Keeping Secrets and Staying Flexible

Two final reminders tie back to earlier chapters. Keep your API key in a .env file, never in your code (Chapter 3), so secrets stay safe. And route every model call through a thin wrapper like the one above (Chapter 14), so you remain free to switch models and providers as the landscape shifts. Together, these habits keep your code secure, adaptable, and easy to maintain.

Summary

Using a model in real code means handling the machinery around the call. Conversations are lists of role-tagged messages, with the system message setting durable behavior for the whole exchange. The model is stateless, so you must keep and resend the full history yourself — which is what eventually fills the context window. Robust code retries failed calls with exponential backoff, controls cost by capping output and logging token usage, and uses streaming so applications feel responsive. The professional pattern is to wrap message handling, retries, and logging behind a single function, keep your key in a .env file, and route calls through a thin wrapper so you stay secure and provider-independent.

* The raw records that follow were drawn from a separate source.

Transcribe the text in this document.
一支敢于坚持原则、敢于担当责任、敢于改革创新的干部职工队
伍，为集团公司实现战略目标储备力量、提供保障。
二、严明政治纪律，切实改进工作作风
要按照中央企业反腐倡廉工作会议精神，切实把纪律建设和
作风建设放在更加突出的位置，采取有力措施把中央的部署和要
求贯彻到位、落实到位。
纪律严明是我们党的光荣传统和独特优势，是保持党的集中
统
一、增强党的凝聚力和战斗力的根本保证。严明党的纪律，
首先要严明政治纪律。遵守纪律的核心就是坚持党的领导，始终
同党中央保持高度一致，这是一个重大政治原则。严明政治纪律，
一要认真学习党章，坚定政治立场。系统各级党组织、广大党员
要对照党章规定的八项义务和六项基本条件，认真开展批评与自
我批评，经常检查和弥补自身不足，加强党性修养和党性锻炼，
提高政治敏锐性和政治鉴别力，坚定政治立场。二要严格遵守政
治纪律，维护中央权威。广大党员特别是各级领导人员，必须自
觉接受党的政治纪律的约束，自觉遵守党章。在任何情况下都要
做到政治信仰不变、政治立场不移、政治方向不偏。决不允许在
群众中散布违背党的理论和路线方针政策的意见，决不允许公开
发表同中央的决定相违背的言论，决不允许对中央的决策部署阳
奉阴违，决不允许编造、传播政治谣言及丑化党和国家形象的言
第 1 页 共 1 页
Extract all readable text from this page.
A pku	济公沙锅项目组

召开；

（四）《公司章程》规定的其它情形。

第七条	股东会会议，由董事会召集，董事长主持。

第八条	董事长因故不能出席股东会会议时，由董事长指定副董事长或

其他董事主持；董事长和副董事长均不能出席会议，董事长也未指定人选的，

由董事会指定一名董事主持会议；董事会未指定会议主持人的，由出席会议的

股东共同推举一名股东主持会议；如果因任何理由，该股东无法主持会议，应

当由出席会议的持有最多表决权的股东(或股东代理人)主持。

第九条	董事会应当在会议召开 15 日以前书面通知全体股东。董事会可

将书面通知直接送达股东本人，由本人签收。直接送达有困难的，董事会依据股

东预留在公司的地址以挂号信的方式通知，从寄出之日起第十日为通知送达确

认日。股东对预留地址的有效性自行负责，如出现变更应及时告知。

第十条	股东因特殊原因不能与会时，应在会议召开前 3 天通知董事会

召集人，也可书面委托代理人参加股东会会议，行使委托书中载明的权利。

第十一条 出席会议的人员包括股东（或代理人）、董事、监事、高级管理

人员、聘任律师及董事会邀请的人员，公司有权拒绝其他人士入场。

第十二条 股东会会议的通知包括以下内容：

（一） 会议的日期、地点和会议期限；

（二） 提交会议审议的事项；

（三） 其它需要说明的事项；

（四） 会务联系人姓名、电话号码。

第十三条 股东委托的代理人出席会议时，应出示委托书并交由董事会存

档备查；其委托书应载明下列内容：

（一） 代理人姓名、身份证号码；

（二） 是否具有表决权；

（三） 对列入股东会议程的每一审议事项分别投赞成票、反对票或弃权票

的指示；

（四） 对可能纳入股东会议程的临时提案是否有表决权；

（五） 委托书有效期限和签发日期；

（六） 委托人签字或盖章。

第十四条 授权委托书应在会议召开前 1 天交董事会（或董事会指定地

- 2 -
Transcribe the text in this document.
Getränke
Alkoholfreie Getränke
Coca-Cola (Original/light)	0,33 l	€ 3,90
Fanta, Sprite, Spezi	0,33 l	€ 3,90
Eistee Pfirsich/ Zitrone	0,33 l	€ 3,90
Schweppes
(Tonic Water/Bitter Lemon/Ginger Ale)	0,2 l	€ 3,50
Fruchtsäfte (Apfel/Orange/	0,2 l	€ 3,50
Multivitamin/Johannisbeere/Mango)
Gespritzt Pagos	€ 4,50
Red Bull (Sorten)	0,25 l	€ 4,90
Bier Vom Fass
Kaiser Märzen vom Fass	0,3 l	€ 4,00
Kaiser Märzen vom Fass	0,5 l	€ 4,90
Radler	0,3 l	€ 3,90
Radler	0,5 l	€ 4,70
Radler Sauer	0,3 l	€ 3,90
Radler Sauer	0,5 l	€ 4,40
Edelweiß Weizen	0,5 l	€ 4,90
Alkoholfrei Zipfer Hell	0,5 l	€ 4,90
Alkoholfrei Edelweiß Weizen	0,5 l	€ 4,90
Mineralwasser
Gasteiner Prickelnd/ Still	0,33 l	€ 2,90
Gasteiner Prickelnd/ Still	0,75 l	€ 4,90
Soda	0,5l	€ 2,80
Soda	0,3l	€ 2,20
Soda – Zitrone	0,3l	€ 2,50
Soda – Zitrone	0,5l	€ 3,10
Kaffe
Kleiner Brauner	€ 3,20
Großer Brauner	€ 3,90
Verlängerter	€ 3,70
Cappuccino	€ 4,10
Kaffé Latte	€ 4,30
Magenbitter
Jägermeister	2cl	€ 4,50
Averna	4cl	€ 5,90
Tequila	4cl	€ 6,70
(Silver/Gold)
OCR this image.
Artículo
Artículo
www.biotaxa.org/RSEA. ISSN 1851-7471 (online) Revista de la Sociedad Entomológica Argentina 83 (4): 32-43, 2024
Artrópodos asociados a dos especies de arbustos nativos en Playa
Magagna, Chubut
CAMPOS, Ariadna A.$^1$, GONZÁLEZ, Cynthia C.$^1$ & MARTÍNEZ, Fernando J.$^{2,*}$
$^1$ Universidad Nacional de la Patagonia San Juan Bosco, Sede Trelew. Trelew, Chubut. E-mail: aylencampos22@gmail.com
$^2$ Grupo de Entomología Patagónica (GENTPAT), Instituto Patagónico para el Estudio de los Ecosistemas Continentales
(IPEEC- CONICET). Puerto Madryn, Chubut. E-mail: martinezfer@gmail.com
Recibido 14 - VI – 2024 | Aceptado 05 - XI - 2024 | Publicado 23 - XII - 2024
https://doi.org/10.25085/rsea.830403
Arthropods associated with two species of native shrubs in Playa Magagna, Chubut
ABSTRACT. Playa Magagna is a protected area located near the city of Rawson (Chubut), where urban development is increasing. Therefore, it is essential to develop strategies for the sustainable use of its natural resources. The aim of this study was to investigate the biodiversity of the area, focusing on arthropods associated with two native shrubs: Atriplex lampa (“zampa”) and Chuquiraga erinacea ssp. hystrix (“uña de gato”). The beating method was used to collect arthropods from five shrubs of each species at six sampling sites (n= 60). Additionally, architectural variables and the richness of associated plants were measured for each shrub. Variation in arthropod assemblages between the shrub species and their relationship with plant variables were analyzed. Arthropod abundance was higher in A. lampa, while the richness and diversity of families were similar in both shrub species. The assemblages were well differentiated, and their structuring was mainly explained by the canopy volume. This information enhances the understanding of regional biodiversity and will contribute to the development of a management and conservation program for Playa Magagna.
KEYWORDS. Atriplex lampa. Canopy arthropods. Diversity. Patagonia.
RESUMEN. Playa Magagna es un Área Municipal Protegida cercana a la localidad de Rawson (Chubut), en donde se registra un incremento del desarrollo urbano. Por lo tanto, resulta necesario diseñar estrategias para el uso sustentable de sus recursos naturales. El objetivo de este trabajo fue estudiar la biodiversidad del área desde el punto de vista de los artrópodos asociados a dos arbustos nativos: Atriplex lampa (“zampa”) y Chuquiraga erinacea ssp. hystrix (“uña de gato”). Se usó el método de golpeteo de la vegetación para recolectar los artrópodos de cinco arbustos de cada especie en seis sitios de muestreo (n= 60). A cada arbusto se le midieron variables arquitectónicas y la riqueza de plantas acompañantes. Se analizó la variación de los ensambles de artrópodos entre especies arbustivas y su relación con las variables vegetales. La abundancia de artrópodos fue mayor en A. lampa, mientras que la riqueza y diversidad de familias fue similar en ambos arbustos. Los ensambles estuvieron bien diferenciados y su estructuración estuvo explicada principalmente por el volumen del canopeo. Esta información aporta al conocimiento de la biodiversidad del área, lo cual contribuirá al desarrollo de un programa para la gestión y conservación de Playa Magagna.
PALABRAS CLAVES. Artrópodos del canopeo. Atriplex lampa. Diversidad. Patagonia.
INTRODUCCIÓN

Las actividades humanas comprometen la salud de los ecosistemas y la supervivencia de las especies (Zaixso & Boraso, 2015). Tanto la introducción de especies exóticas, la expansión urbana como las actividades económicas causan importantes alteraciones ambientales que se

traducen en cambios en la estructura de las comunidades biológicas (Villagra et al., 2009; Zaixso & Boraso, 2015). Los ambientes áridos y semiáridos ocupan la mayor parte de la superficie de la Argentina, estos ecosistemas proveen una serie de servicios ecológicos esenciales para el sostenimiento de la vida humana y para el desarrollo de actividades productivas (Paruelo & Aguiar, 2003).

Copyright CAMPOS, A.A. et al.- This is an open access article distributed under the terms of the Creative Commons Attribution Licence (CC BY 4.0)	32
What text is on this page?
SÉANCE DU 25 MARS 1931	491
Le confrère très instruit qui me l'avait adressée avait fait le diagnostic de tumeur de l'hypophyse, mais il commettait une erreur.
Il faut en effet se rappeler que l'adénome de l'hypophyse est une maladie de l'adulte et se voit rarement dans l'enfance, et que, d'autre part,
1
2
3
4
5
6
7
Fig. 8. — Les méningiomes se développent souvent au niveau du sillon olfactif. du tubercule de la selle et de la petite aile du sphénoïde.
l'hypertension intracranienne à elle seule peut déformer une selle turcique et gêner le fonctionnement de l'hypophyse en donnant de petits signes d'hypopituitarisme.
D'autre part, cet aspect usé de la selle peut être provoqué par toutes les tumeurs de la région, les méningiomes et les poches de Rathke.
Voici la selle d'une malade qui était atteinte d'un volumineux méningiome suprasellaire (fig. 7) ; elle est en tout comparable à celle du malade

This completes Part VI and the entire "using models" arc — running inference, prompting, advanced techniques, tool calling, and the engineering around it. You now have every prerequisite to build agents. Part VII begins the heart of the book: the core of AI agents, starting with the anatomy of an agent in Chapter 31.

Practice

Exercises

  1. 1Write a small program that holds a three-turn conversation with a model, correctly keeping and resending the history so the model can refer back to earlier turns. Confirm it understands a follow-up question that depends on context.
  2. 2Explain what it means that the model is 'stateless,' and why this forces you to manage conversation history yourself. How does this connect to the context window from Chapter 12?
  3. 3Implement the `call_with_retry` wrapper with exponential backoff. Explain why backing off increasingly long between retries is better than retrying instantly.
  4. 4Add usage logging to your model calls so that every call records its input and output token counts. Run a few calls and inspect the totals.
  5. 5Modify a model call to stream its response token by token and display the text as it arrives. Describe how the experience differs from waiting for the whole response.
  6. 6Write a single `chat()` wrapper function that combines message handling, retries, and usage logging, and explain how routing all calls through it makes your code easier to maintain and to switch providers later.